The reinforced plastic industry has historically used glass fibers in the form of continuous or chopped fibers, strands and rovings to reinforce polymer matrices used in making a wide range of products. In particular, glass fibers, as well as woven and non-woven fabrics, meshes and scrims have been added to thermosetting polymer matrices for use in pultrusion, filament-winding, spray-up, sheet molding and bulk molding operations.
In the pultrusion process, for example, a reinforced composite is formed when a thermosetting polymer or a hot thermoplastic polymer is forced between the fibers of a glass roving as it is pulled through a coating apparatus, profiling and alignment dies. In this manner, the fibers are impregnated with the polymer resin, and the resin and fibers are shaped into the form of the composite. In turn, these impregnated composites are cured by heating continuously. The glass fibers, strands and rovings used in the pultrusion operation are made from molten fiberizable material that is introduced into a bushing or like device.
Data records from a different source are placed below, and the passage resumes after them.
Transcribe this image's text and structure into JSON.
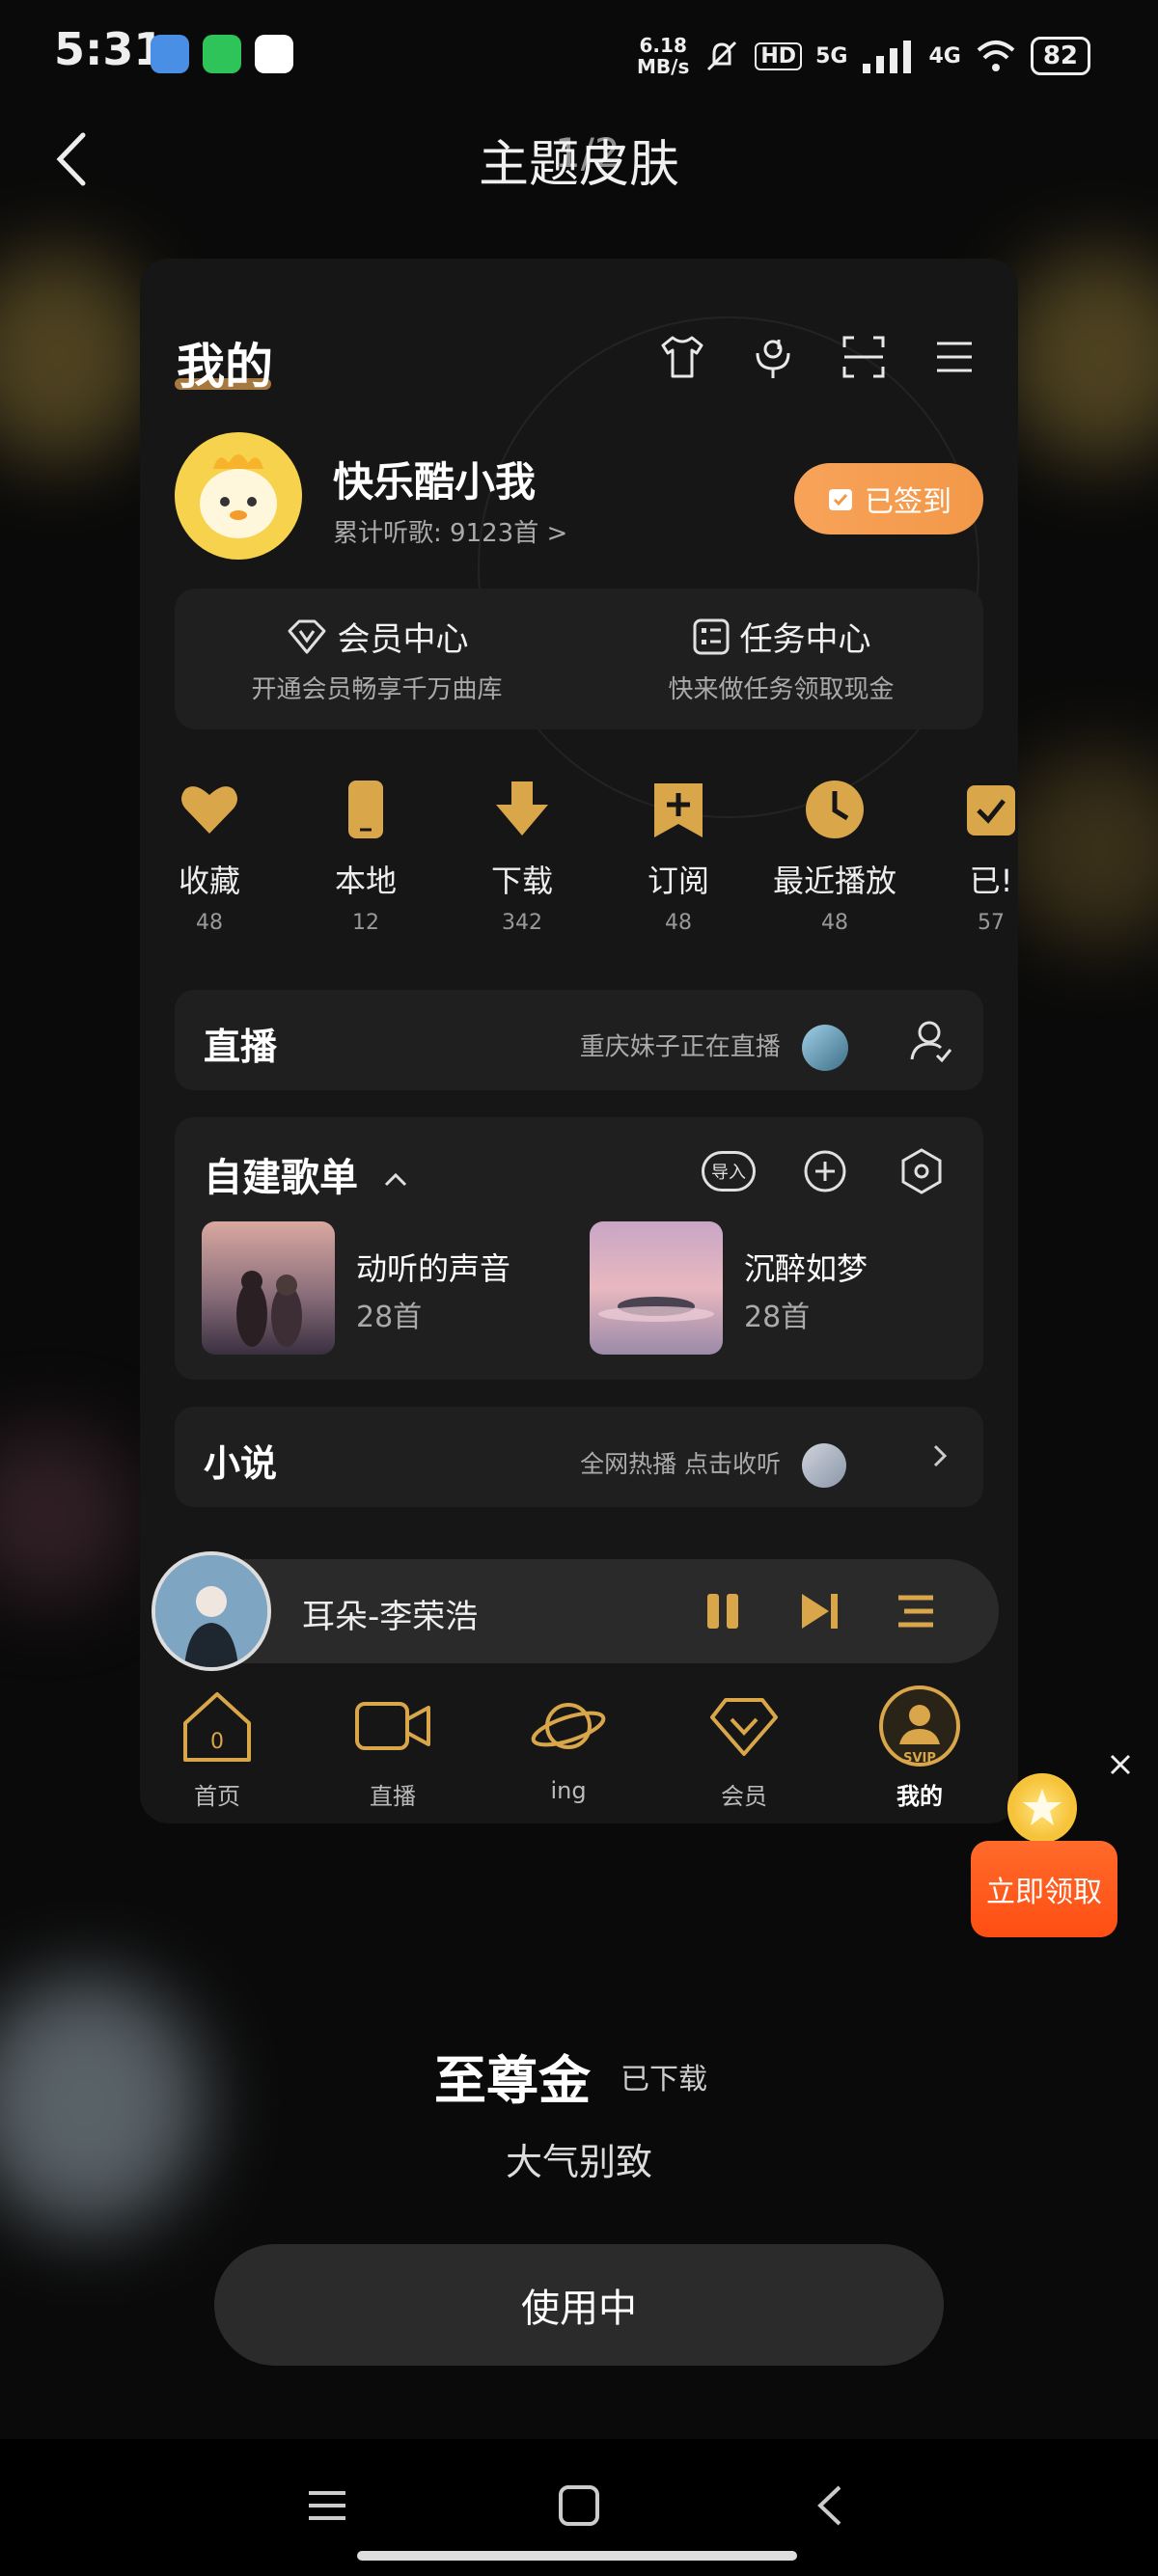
{
  "status_bar": {
    "time": "5:31",
    "net_speed_top": "6.18",
    "net_speed_unit": "MB/s",
    "hd": "HD",
    "network_5g": "5G",
    "network_4g": "4G",
    "battery": "82"
  },
  "header": {
    "title": "主题皮肤",
    "page_index": "1/2"
  },
  "preview": {
    "title": "我的",
    "user": {
      "name": "快乐酷小我",
      "listen_count": "累计听歌: 9123首 >"
    },
    "signed_label": "已签到",
    "member_center": {
      "title": "会员中心",
      "subtitle": "开通会员畅享千万曲库"
    },
    "task_center": {
      "title": "任务中心",
      "subtitle": "快来做任务领取现金"
    },
    "quick_items": [
      {
        "label": "收藏",
        "count": "48"
      },
      {
        "label": "本地",
        "count": "12"
      },
      {
        "label": "下载",
        "count": "342"
      },
      {
        "label": "订阅",
        "count": "48"
      },
      {
        "label": "最近播放",
        "count": "48"
      },
      {
        "label": "已!",
        "count": "57"
      }
    ],
    "live": {
      "title": "直播",
      "text": "重庆妹子正在直播"
    },
    "playlist": {
      "title": "自建歌单",
      "import_label": "导入",
      "items": [
        {
          "name": "动听的声音",
          "count": "28首"
        },
        {
          "name": "沉醉如梦",
          "count": "28首"
        }
      ]
    },
    "novel": {
      "title": "小说",
      "text": "全网热播 点击收听"
    },
    "player": {
      "song": "耳朵-李荣浩"
    },
    "tabs": [
      {
        "label": "首页"
      },
      {
        "label": "直播"
      },
      {
        "label": "ing"
      },
      {
        "label": "会员"
      },
      {
        "label": "我的",
        "badge": "SVIP"
      }
    ]
  },
  "reward": {
    "label": "立即领取"
  },
  "theme": {
    "name": "至尊金",
    "download_status": "已下载",
    "description": "大气别致",
    "use_button": "使用中"
  },
  "colors": {
    "gold": "#d9a64a",
    "orange_button": "#f29848",
    "reward_orange": "#ff5a1c",
    "card_bg": "#1f1f1f"
  }
}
The bushing is equipped with small apertures to allow passage of thin streams of the molten material. As the molten material emerges from the bushing apertures, each stream is attenuated and pulled downward to form a long, continuous fiber. The continuously forming fibers may be gathered into strands for winding. Winding is accomplished by attaching the strands to a mechanism such as a winder or pull wheel, and then winding the fibers onto spools or reels. The rate at which the winder pulls the fiber determines its width, with more rapid attenuation creating thinner fibers of smaller diameter, and a slower speed generating thicker fibers. The rate of attenuation also affects the movement of the filaments through the fiber-forming process, and therefore also affects the amount of any coating material deposited on the surface of the moving fibers. The forming packages or doffs formed by the above-described winding operation are then ready for use in composite-making operations such as pultrusion or filament winding.
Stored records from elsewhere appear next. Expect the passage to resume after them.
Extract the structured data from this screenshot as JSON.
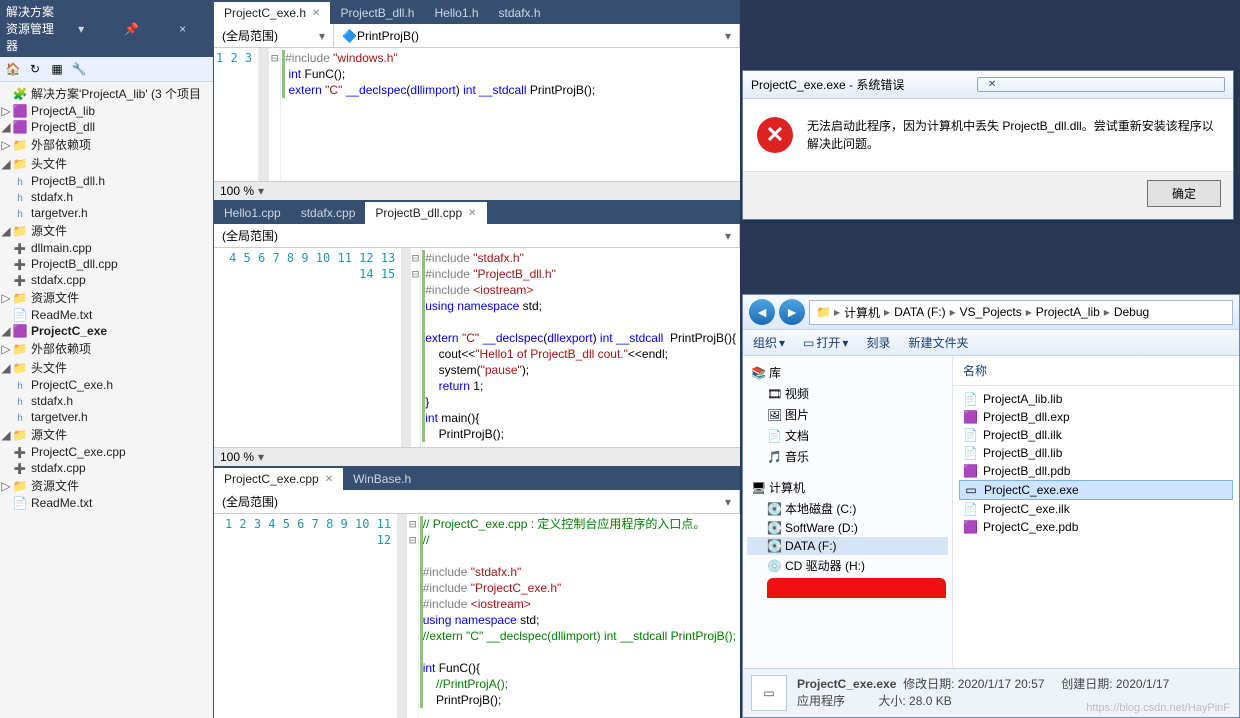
{
  "solution_explorer": {
    "title": "解决方案资源管理器",
    "solution_label": "解决方案'ProjectA_lib' (3 个项目",
    "projects": [
      {
        "name": "ProjectA_lib"
      },
      {
        "name": "ProjectB_dll",
        "expanded": true,
        "folders": [
          {
            "name": "外部依赖项",
            "items": []
          },
          {
            "name": "头文件",
            "items": [
              "ProjectB_dll.h",
              "stdafx.h",
              "targetver.h"
            ]
          },
          {
            "name": "源文件",
            "items": [
              "dllmain.cpp",
              "ProjectB_dll.cpp",
              "stdafx.cpp"
            ]
          },
          {
            "name": "资源文件",
            "items": []
          }
        ],
        "files": [
          "ReadMe.txt"
        ]
      },
      {
        "name": "ProjectC_exe",
        "expanded": true,
        "bold": true,
        "folders": [
          {
            "name": "外部依赖项",
            "items": []
          },
          {
            "name": "头文件",
            "items": [
              "ProjectC_exe.h",
              "stdafx.h",
              "targetver.h"
            ]
          },
          {
            "name": "源文件",
            "items": [
              "ProjectC_exe.cpp",
              "stdafx.cpp"
            ]
          },
          {
            "name": "资源文件",
            "items": []
          }
        ],
        "files": [
          "ReadMe.txt"
        ]
      }
    ]
  },
  "pane1": {
    "tabs": [
      {
        "label": "ProjectC_exe.h",
        "active": true
      },
      {
        "label": "ProjectB_dll.h"
      },
      {
        "label": "Hello1.h"
      },
      {
        "label": "stdafx.h"
      }
    ],
    "scope_left": "(全局范围)",
    "scope_right": "PrintProjB()",
    "zoom": "100 %",
    "lines": [
      {
        "n": "1",
        "html": "<span class='pp'>#include</span> <span class='str'>\"windows.h\"</span>",
        "out": "⊟"
      },
      {
        "n": "2",
        "html": " <span class='kw'>int</span> FunC();"
      },
      {
        "n": "3",
        "html": " <span class='kw'>extern</span> <span class='str'>\"C\"</span> <span class='kw'>__declspec</span>(<span class='kw'>dllimport</span>) <span class='kw'>int</span> <span class='kw'>__stdcall</span> PrintProjB();"
      }
    ]
  },
  "pane2": {
    "tabs": [
      {
        "label": "Hello1.cpp"
      },
      {
        "label": "stdafx.cpp"
      },
      {
        "label": "ProjectB_dll.cpp",
        "active": true
      }
    ],
    "scope_left": "(全局范围)",
    "zoom": "100 %",
    "lines": [
      {
        "n": "4",
        "html": "<span class='pp'>#include</span> <span class='str'>\"stdafx.h\"</span>"
      },
      {
        "n": "5",
        "html": "<span class='pp'>#include</span> <span class='str'>\"ProjectB_dll.h\"</span>"
      },
      {
        "n": "6",
        "html": "<span class='pp'>#include</span> <span class='str'>&lt;iostream&gt;</span>"
      },
      {
        "n": "7",
        "html": "<span class='kw'>using</span> <span class='kw'>namespace</span> std;"
      },
      {
        "n": "8",
        "html": ""
      },
      {
        "n": "9",
        "html": "<span class='kw'>extern</span> <span class='str'>\"C\"</span> <span class='kw'>__declspec</span>(<span class='kw'>dllexport</span>) <span class='kw'>int</span> <span class='kw'>__stdcall</span>  PrintProjB(){",
        "out": "⊟"
      },
      {
        "n": "10",
        "html": "    cout&lt;&lt;<span class='str'>\"Hello1 of ProjectB_dll cout.\"</span>&lt;&lt;endl;"
      },
      {
        "n": "11",
        "html": "    system(<span class='str'>\"pause\"</span>);"
      },
      {
        "n": "12",
        "html": "    <span class='kw'>return</span> 1;"
      },
      {
        "n": "13",
        "html": "}"
      },
      {
        "n": "14",
        "html": "<span class='kw'>int</span> main(){",
        "out": "⊟"
      },
      {
        "n": "15",
        "html": "    PrintProjB();"
      }
    ]
  },
  "pane3": {
    "tabs": [
      {
        "label": "ProjectC_exe.cpp",
        "active": true
      },
      {
        "label": "WinBase.h"
      }
    ],
    "scope_left": "(全局范围)",
    "lines": [
      {
        "n": "1",
        "html": "<span class='cm'>// ProjectC_exe.cpp : 定义控制台应用程序的入口点。</span>",
        "out": "⊟"
      },
      {
        "n": "2",
        "html": "<span class='cm'>//</span>"
      },
      {
        "n": "3",
        "html": ""
      },
      {
        "n": "4",
        "html": "<span class='pp'>#include</span> <span class='str'>\"stdafx.h\"</span>"
      },
      {
        "n": "5",
        "html": "<span class='pp'>#include</span> <span class='str'>\"ProjectC_exe.h\"</span>"
      },
      {
        "n": "6",
        "html": "<span class='pp'>#include</span> <span class='str'>&lt;iostream&gt;</span>"
      },
      {
        "n": "7",
        "html": "<span class='kw'>using</span> <span class='kw'>namespace</span> std;"
      },
      {
        "n": "8",
        "html": "<span class='cm'>//extern \"C\" __declspec(dllimport) int __stdcall PrintProjB();</span>"
      },
      {
        "n": "9",
        "html": ""
      },
      {
        "n": "10",
        "html": "<span class='kw'>int</span> FunC(){",
        "out": "⊟"
      },
      {
        "n": "11",
        "html": "    <span class='cm'>//PrintProjA();</span>"
      },
      {
        "n": "12",
        "html": "    PrintProjB();"
      }
    ]
  },
  "dialog": {
    "title": "ProjectC_exe.exe - 系统错误",
    "message": "无法启动此程序，因为计算机中丢失 ProjectB_dll.dll。尝试重新安装该程序以解决此问题。",
    "ok": "确定"
  },
  "explorer": {
    "crumbs": [
      "计算机",
      "DATA (F:)",
      "VS_Pojects",
      "ProjectA_lib",
      "Debug"
    ],
    "toolbar": {
      "org": "组织",
      "open": "打开",
      "burn": "刻录",
      "newf": "新建文件夹"
    },
    "tree": [
      {
        "label": "库",
        "icon": "📚"
      },
      {
        "label": "视频",
        "icon": "🎞",
        "indent": 1
      },
      {
        "label": "图片",
        "icon": "🖼",
        "indent": 1
      },
      {
        "label": "文档",
        "icon": "📄",
        "indent": 1
      },
      {
        "label": "音乐",
        "icon": "🎵",
        "indent": 1
      },
      {
        "label": "",
        "spacer": true
      },
      {
        "label": "计算机",
        "icon": "🖥"
      },
      {
        "label": "本地磁盘 (C:)",
        "icon": "💽",
        "indent": 1
      },
      {
        "label": "SoftWare (D:)",
        "icon": "💽",
        "indent": 1
      },
      {
        "label": "DATA (F:)",
        "icon": "💽",
        "indent": 1,
        "sel": true
      },
      {
        "label": "CD 驱动器 (H:)",
        "icon": "💿",
        "indent": 1
      }
    ],
    "header": "名称",
    "files": [
      {
        "name": "ProjectA_lib.lib",
        "icon": "📄"
      },
      {
        "name": "ProjectB_dll.exp",
        "icon": "🟪"
      },
      {
        "name": "ProjectB_dll.ilk",
        "icon": "📄"
      },
      {
        "name": "ProjectB_dll.lib",
        "icon": "📄"
      },
      {
        "name": "ProjectB_dll.pdb",
        "icon": "🟪"
      },
      {
        "name": "ProjectC_exe.exe",
        "icon": "▭",
        "sel": true
      },
      {
        "name": "ProjectC_exe.ilk",
        "icon": "📄"
      },
      {
        "name": "ProjectC_exe.pdb",
        "icon": "🟪"
      }
    ],
    "status": {
      "name": "ProjectC_exe.exe",
      "type": "应用程序",
      "mod_label": "修改日期:",
      "mod": "2020/1/17 20:57",
      "size_label": "大小:",
      "size": "28.0 KB",
      "create_label": "创建日期:",
      "create": "2020/1/17"
    }
  },
  "watermark": "https://blog.csdn.net/HayPinF"
}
Several difficulties have been associated with the use of continuous fibers and the rovings made from these fibers. A major problem with the use of wound rovings is the breakage of the individual fibers during winding, unwinding or handling of the strands. Inter-filament abrasion of the fibers causes them to break, and as a result loose ends are separated from the fiber strands. These loose, broken ends form a roughened layer or fuzz on the surface of the fibers. Fuzz may also develop when fibers break during the weaving process. This fuzz is undesirable because it affects the appearance of the woven product. Breakage of the fibers also results in build-up of fuzz on the contact points and other surfaces of the processing machinery. This fuzz buildup in turn is exacerbated by static electricity. Also, the fuzz often becomes airborne, and thus becomes a source of skin and respiratory irritation to some workers handling the fiber strands. The fuzz may also collect to form tufts or balls of broken fibers, which then jam the processing equipment or fall into the resin baths used for dipping the fiber strands.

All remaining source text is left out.